Personal information
- Full name: Aïnhoa Dot-Espinosa
- Born: 15 May 2005 (age 21) Orleans, France

Gymnastics career
- Discipline: Rhythmic gymnastics
- Country represented: France (2019-)
- Club: Société Municipale d’Orléans Gymnastique
- Head coach: Anna Baranova
- Assistant coach: Sara Bayón
- Former coaches: Jeanne Dot, Isabelle Andre, Snejana Mladenova
- Choreographer: Gregory Milan
- Medal record
Rhythmic gymnastics
Representing France
| Event | 1st | 2nd | 3rd |
| FIG World Cup | 1 | 0 | 2 |
| Total | 1 | 0 | 2 |

= Aïnhoa Dot-Espinosa =

French rhythmic gymnast

Aïnhoa Dot-Espinosa (born 15 May 2005) is a French rhythmic gymnast, member of the French national group.

== Personal life ==
Dot took up rhythmic gymnastics at age two in 2007, she now trains for 40 hours per week at the National Institute for Sport, Expertise and Performance [INSEP] in Paris. Her ambition is to be part of the French group that will compete at the Olympic Games 2024. Her sister Thelma is also a rhythmic gymnast.
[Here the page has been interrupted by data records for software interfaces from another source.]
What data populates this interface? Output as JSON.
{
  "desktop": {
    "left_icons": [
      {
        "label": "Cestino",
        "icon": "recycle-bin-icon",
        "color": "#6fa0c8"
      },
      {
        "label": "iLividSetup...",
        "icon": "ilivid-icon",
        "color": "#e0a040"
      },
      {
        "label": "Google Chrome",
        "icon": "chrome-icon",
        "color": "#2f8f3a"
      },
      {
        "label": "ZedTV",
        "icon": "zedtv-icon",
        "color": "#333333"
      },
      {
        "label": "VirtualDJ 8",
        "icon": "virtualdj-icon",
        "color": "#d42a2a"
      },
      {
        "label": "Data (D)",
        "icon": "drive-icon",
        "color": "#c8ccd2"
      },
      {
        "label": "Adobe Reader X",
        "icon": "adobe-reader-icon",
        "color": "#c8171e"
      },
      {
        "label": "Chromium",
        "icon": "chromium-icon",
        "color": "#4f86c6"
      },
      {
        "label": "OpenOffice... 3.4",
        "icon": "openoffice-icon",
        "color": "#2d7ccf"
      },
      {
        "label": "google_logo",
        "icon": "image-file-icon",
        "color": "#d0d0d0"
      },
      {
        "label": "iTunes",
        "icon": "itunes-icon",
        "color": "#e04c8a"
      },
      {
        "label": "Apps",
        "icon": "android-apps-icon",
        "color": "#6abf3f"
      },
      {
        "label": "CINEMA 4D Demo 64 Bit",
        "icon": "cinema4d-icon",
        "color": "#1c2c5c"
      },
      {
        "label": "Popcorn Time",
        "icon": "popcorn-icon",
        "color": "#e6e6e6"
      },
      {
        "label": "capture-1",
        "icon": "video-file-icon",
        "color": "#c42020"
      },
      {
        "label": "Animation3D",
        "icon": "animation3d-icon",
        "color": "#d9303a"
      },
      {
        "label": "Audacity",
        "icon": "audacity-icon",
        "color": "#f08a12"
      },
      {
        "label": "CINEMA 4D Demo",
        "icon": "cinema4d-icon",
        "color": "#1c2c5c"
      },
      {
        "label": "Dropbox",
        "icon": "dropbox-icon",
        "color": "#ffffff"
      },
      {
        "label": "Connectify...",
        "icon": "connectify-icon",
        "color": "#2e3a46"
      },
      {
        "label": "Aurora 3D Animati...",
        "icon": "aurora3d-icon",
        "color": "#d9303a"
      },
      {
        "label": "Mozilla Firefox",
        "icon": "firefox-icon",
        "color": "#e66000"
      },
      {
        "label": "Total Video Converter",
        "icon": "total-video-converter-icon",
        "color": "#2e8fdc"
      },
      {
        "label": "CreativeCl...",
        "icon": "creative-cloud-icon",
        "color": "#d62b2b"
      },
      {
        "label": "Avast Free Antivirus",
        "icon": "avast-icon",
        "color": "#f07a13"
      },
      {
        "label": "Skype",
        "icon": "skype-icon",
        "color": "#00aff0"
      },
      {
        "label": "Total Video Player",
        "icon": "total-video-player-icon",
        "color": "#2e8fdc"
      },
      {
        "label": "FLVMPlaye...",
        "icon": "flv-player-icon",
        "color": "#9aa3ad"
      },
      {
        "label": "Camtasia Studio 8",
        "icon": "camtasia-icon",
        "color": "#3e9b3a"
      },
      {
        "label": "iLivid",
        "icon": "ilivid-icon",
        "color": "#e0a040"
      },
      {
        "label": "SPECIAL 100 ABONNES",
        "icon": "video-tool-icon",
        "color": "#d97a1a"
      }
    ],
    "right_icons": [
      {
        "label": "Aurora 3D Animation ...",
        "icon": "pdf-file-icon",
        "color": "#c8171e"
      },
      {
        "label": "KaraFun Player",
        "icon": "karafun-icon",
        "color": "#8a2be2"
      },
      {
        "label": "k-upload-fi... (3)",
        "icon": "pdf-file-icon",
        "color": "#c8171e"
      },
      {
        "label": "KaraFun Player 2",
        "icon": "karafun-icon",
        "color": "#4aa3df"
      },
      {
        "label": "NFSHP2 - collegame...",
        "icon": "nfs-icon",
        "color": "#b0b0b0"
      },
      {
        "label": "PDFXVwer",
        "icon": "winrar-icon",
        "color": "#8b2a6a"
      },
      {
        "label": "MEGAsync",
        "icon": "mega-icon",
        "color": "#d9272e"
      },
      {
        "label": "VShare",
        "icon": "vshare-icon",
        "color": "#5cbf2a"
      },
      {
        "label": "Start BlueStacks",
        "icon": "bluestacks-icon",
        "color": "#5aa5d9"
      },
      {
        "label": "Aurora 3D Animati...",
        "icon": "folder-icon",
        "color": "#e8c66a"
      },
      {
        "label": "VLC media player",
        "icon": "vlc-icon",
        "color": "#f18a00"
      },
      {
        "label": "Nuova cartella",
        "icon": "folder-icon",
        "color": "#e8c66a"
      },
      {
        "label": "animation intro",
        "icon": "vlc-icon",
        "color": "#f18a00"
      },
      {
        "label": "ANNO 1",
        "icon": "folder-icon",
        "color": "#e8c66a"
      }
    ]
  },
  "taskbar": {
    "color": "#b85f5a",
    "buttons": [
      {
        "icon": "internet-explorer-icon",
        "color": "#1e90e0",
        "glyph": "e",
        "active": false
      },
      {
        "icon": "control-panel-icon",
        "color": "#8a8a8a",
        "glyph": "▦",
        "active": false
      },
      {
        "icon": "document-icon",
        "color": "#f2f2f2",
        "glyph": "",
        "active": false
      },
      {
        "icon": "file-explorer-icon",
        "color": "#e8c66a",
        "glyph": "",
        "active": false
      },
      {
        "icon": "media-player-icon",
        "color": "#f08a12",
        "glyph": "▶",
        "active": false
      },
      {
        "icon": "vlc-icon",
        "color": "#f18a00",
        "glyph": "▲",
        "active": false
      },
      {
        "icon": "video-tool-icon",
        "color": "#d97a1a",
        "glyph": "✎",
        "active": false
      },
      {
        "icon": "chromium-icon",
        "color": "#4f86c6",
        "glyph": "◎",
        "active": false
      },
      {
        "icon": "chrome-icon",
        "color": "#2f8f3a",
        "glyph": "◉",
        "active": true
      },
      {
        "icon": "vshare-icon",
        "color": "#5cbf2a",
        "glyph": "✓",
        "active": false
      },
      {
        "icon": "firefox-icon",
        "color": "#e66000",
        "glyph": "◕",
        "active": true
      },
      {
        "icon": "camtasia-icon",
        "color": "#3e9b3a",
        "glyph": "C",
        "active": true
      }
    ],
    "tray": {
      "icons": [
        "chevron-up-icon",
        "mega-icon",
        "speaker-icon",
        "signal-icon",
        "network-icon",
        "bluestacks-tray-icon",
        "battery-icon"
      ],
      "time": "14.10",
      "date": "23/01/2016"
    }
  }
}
Her favourite apparatuses are ball and clubs. Outside the sporting hall her hobbies are reading, dancing, going to the cinema and listening to music. She plans to become a pediatric surgeon, she speaks French, English and Spanish.

== Career ==
Even though Ainhoa was included into the national senior group in 2019 she made it to the starting five in 2022, debuting at the World Cup in Athens where the group won All-Around gold. One month later, in April, they won bronze in both the All-Around and 5 hoops in Sofia. In June Dot and the group travelled to Pesaro, being 6th in the All-Around and 4th with 5 hoops. Ten days later she competed at the 2022 European Championships in Tel Aviv, where France was 6th in the All-Around, 7th in the 5 hoops final and 5th in the 3 ribbons + 2 balls' one. In September, Ainhoa made her World Championships debut in Sofia along Emma Delaine, Eleonore Caburet, Manelle Inaho, Ashley Julien, Lozea Vilarino and the two individuals Hélène Karbanov and Maelle Millet, taking 11th place in the All-Around.